Scientists from leading universities in China will send a nuclear—fueled spacecraft into the orbit of Neptune, the farthest planet in the Solar System. The researchers have planned a mission for 2030.
Astronomers have not yet been able to examine Uranus and Neptune in all details. The clearest data that humanity has is information from NASA’s Voyager 2 spacecraft, the only device that flew past the planet in 1986 and 1989.
The researchers note that the future mission is a very difficult task. The problem is that spacecraft flying far from the Sun cannot rely on solar energy, they need other sources to maintain a stable orbit and keep the instruments from freezing.
Radioisotope thermoelectric generators (RTGS) have been used in more than 30 missions to provide spacecraft with heat and fuel. They work by converting heat from the radioactive decay of fuel, such as plutonium-238, into electricity. But to work near Neptune, the probe will need more energy from a nuclear fission reactor.

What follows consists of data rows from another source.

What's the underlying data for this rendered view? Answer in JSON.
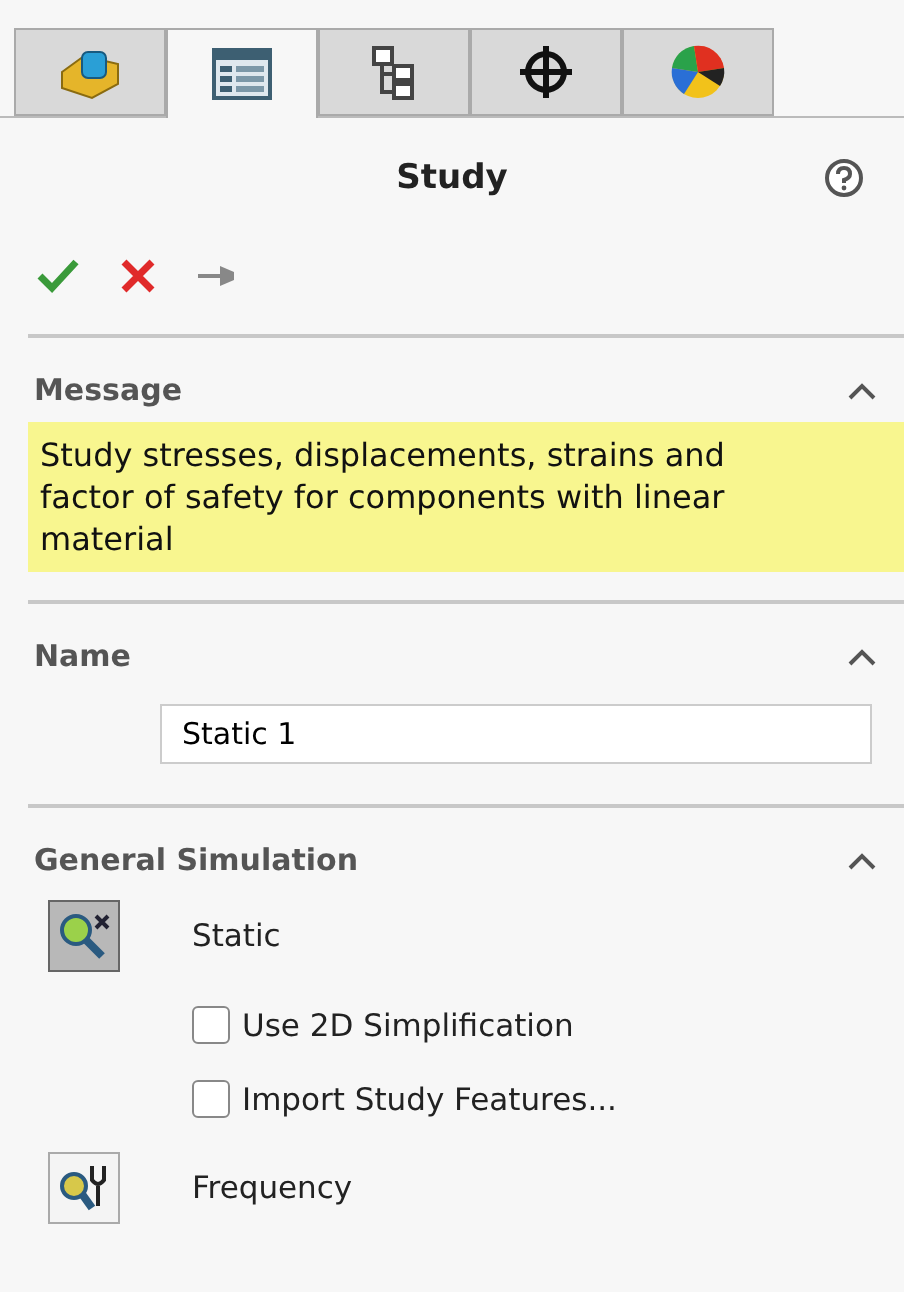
{
  "tabs": [
    {
      "kind": "part",
      "selected": false
    },
    {
      "kind": "property",
      "selected": true
    },
    {
      "kind": "config",
      "selected": false
    },
    {
      "kind": "target",
      "selected": false
    },
    {
      "kind": "appearance",
      "selected": false
    }
  ],
  "panel": {
    "title": "Study"
  },
  "sections": [
    {
      "kind": "message",
      "title": "Message",
      "expanded": true,
      "text": "Study stresses, displacements, strains and factor of safety  for components with linear material"
    },
    {
      "kind": "name",
      "title": "Name",
      "expanded": true,
      "value": "Static 1"
    },
    {
      "kind": "types",
      "title": "General Simulation",
      "expanded": true,
      "items": [
        {
          "kind": "static",
          "label": "Static",
          "selected": true
        },
        {
          "kind": "option",
          "label": "Use 2D Simplification",
          "checked": false
        },
        {
          "kind": "option",
          "label": "Import Study Features...",
          "checked": false
        },
        {
          "kind": "frequency",
          "label": "Frequency",
          "selected": false
        }
      ]
    }
  ]
}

According to the plan of Chinese scientists, a spacecraft weighing up to 3 thousand kg should be powered by a nuclear reactor. It will also carry four small satellites — two to study Neptune’s atmosphere and two more to study Triton, its largest moon. The satellite orbits in the opposite direction from its host planet, is geologically active and may contain liquid oceans under the icy crust.
The best time to launch such a spacecraft is 2030, scientists believe. It can fly aboard the Chinese National Space Administration’s Long March 5 rocket and reach Neptune a decade after passing by the gas giants Jupiter and Saturn.
Studying the ice giants will allow astronomers to better understand how the Solar System was formed and developed over 4.5 billion years.